La Reprise. Histoire(s) du théâtre (I) de Milo Rau se présente comme une étude scénique qui rejoue le meurtre homophobe d’un jeune homme dans la ville de Liège. Plus qu’une simple reconstitution venant satisfaire les pulsions voyeuristes des spectateurs, la création du metteur en scène suisse interroge la puissance politique et affective des images théâtrales et de leur construction.


Un souffle, pour commencer. Celui de Johan Leysen que capte son micro avant qu’il ne prononce ses premiers mots. Se tenant face au public, il énonce les quelques questions métathéâtrales qui ouvrent l’Histoire(s) du théâtre (I) de Milo Rau : « Comment faire son entrée en scène ? À quel moment devient-on le personnage ? Etc. » Le public, déjà, rit d’une complicité aussi aisément construite. Comme s’il suffisait de désigner la représentation pour qu’elle existe.

Un souffle volé, pour finir. Celui de Tom Adjibi que couvre la voix d’un enregistrement de Cold song de Purcell. Autour de lui, celui qui quelques minutes plus tôt était son meurtrier fait danser son lève-charge de cariste tandis que les lèvres du jeune acteur formulent silencieusement « let me freeze to death ». Fin d’une représentation placée sous le signe de la reprise, une fin qui sera doublée, voire triplée par une pendaison interrompue et un salut annoncé comme sixième acte de la tragédie, selon les mots de la poète Wislawa Szymborska.

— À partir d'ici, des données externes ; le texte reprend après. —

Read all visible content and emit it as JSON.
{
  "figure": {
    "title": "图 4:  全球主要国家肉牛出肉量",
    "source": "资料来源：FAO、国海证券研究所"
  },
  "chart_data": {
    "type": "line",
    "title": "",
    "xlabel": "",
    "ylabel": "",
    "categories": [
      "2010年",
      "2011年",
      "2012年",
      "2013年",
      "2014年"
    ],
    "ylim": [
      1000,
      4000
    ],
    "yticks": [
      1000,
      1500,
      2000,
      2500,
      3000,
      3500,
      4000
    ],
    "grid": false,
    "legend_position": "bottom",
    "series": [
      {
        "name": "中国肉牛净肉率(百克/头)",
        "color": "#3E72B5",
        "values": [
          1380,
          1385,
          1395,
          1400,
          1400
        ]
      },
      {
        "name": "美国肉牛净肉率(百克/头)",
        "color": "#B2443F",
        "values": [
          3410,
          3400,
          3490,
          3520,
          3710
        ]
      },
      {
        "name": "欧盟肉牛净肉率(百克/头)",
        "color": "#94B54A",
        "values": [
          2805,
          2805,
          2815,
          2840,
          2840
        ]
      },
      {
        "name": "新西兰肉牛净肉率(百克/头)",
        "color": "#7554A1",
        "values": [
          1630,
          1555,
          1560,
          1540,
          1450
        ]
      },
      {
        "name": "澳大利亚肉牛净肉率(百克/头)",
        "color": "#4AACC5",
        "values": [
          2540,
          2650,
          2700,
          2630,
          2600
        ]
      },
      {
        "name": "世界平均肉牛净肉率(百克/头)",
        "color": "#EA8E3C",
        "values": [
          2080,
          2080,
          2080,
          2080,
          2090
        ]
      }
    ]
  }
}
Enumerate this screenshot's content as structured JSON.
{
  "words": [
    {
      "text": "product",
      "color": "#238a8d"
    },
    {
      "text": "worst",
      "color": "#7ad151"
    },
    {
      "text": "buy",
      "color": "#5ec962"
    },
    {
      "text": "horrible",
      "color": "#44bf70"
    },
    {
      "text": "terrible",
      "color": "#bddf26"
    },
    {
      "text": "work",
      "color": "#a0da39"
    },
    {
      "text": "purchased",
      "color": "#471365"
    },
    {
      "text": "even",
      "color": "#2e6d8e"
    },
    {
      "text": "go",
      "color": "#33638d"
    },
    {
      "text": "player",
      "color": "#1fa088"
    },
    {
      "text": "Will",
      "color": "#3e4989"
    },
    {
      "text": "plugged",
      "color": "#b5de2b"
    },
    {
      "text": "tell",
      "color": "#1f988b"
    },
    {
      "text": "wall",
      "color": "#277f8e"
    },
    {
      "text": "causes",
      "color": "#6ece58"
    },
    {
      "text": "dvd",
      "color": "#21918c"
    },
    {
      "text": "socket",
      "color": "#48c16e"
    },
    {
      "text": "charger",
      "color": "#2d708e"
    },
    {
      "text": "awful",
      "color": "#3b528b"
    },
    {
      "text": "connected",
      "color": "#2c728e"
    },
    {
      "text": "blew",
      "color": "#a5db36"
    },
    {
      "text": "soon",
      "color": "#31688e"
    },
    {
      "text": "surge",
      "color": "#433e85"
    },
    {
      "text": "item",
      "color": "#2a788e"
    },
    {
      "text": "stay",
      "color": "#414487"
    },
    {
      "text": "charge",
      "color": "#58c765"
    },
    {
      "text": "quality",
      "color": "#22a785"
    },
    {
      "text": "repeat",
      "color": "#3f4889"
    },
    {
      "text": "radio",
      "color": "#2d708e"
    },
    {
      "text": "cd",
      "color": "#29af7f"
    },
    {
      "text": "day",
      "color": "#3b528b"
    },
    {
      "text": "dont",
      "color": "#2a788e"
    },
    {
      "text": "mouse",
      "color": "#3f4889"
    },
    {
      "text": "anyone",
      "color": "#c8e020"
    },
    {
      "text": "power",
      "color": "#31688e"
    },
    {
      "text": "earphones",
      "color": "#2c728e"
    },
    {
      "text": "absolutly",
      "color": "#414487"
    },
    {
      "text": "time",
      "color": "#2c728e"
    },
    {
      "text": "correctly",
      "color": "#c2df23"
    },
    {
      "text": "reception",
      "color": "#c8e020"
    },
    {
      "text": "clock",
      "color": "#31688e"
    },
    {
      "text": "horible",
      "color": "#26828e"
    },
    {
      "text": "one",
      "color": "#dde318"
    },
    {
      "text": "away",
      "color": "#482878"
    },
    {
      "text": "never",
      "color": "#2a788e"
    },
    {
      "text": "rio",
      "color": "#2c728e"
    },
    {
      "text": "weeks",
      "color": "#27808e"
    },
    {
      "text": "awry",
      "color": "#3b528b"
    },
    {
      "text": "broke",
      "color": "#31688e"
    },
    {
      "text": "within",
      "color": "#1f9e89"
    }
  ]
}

Deux hommes, deux fantômes. Le premier a 67 ans, les cheveux blancs et est acteur professionnel avec une longue carrière derrière lui. Le second a la vingtaine, les cheveux noirs crépus et a interprété un docteur dans un film des frères Dardenne. L’un s’amuse au début du spectacle à rejouer pour le public une apparition du spectre d’Hamlet sur un plateau empli à sa demande d’une fumée épaisse que creuse une lumière latérale. Spectre de l’histoire théâtrale que d’aucuns peut reconvoquer à loisir pour savourer les sonorités shakespeariennes. L’autre vient d’être battu à mort par trois hommes d’une banalité monstrueuse et laissé nu au bord de la route, sous une pluie glacée – mort de froid, comme le suppliait le chanteur de Purcell. Spectre d’un fait divers réel que ses proches ne parviennent pas à faire réapparaître tant la mort de ce jeune homme de Liège semble absurde et irréelle. D’un fantôme à l’autre, c’est l’histoire du théâtre que joue (et l’on se privera, ici, des jeux de mots que le spectacle appelle pourtant de re-présentation/re-prise/re-jouer) le metteur en scène belge que la critique encense, à raison sans doute. Sa dernière création, La Reprise, est une histoire du théâtre en six chapitres qui s’appue sur « quelque chose d’objectif » : le meurtre d’Ihsane Jarfi à Liège en 2012. On pourrait inverser la formule : une histoire de la réalité qui s’appuie sur « quelque chose d’objectif », la mécanique théâtrale ou la construction de l’illusion.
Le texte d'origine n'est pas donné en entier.